Some Peulh traders feel they are being targeted by the administration Anna Jefferys/IRIN
Un an après une élection présidentielle qui a profondément divisé le pays et entraîné de violents affrontements, il règne toujours un climat de tensions ethniques en Guinée. Selon les analystes et les fonctionnaires, le président et les leaders de l’opposition devront concerter davantage leurs efforts pour réconcilier les différents groupes ethniques et éviter une autre bataille rangée à l’occasion des élections législatives à venir.

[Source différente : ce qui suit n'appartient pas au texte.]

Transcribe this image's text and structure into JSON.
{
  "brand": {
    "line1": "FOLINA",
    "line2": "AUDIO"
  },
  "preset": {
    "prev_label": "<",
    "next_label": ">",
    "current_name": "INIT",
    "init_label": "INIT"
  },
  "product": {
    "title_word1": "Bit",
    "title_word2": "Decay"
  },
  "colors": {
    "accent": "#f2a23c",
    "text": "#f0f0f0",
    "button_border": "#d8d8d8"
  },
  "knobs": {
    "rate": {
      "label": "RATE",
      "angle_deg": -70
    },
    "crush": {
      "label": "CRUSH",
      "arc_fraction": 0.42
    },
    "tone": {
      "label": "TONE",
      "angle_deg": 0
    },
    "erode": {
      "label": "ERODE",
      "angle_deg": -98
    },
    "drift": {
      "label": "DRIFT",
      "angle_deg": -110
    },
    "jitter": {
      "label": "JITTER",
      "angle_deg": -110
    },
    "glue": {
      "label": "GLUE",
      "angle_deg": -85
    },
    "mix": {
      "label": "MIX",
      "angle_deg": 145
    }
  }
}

Le scrutin devait avoir lieu à la fin 2011, mais des hauts fonctionnaires ont dit à IRIN qu’il était plus probable qu’il se déroule l’an prochain puisque le recensement, le processus d’enregistrement et d’autres préparatifs clés sont loin d’être terminés.

« Les tensions ethniques ne diminuent pas, elles s’aggravent », a dit Vincent Foucher, chercheur auprès de l’International Crisis Group (ICG), un groupe de réflexion sur les conflits, et auteur d’un rapport intitulé Putting the transition Back on Track [relancer le processus de transition]. « Tout le monde joue la carte de l’ethnicité… des déclarations horribles sont faites par toutes les parties au conflit ».

Le principal parti politique, le Rassemblement du peuple de Guinée (RPG) du président Alpha Condé, est soutenu par l’ethnie malinké, tandis que l’Union des forces démocratiques de Guinée (UFDG), le parti du principal leader de l’opposition, Cellou Dalein Diallo, est étroitement associée à la communauté peule. Les Peuls constituent l’ethnie dominante en Guinée, suivis des Malinkés et des Soussous.

Favoritisme

Selon Corinne Dufka, chercheuse sur l’Afrique de l’Ouest à Human Rights Watch (HRW), l’administration actuelle a contribué à l’accroissement des tensions ethniques plutôt qu’à leur apaisement. Le président a clairement fait preuve de favoritisme en désignant de nombreux Malinkés à des postes ministériels et à des postes importants dans la fonction publique. Il a également utilisé le système judiciaire – basé sur le droit civil français, le droit coutumier et les décrets – pour discriminer les groupes politiques peuls.

Actuellement, six postes ministériels seulement sont occupés par des Peuls. Les Peuls gèrent notamment le portefeuille de la Jeunesse et celui du Tourisme, tandis que l’armée est dominée par les Malinkés.

De nombreuses personnes craignent que M. Condé soit en train de centraliser le pouvoir autour de l’exécutif. « Par le passé, les présidents ont dû assurer un certain équilibre entre les ethnies dans l’attribution des postes, mais il semble que ce besoin ne soit plus aussi évident aujourd’hui », a dit M. Foucher. Même le leader de la junte militaire [Moussa] Dadis Camara a dû déployer davantage d’efforts pour obtenir le soutien des différents groupes ethniques pendant le court laps de temps qu’il a passé au pouvoir, a-t-il ajouté.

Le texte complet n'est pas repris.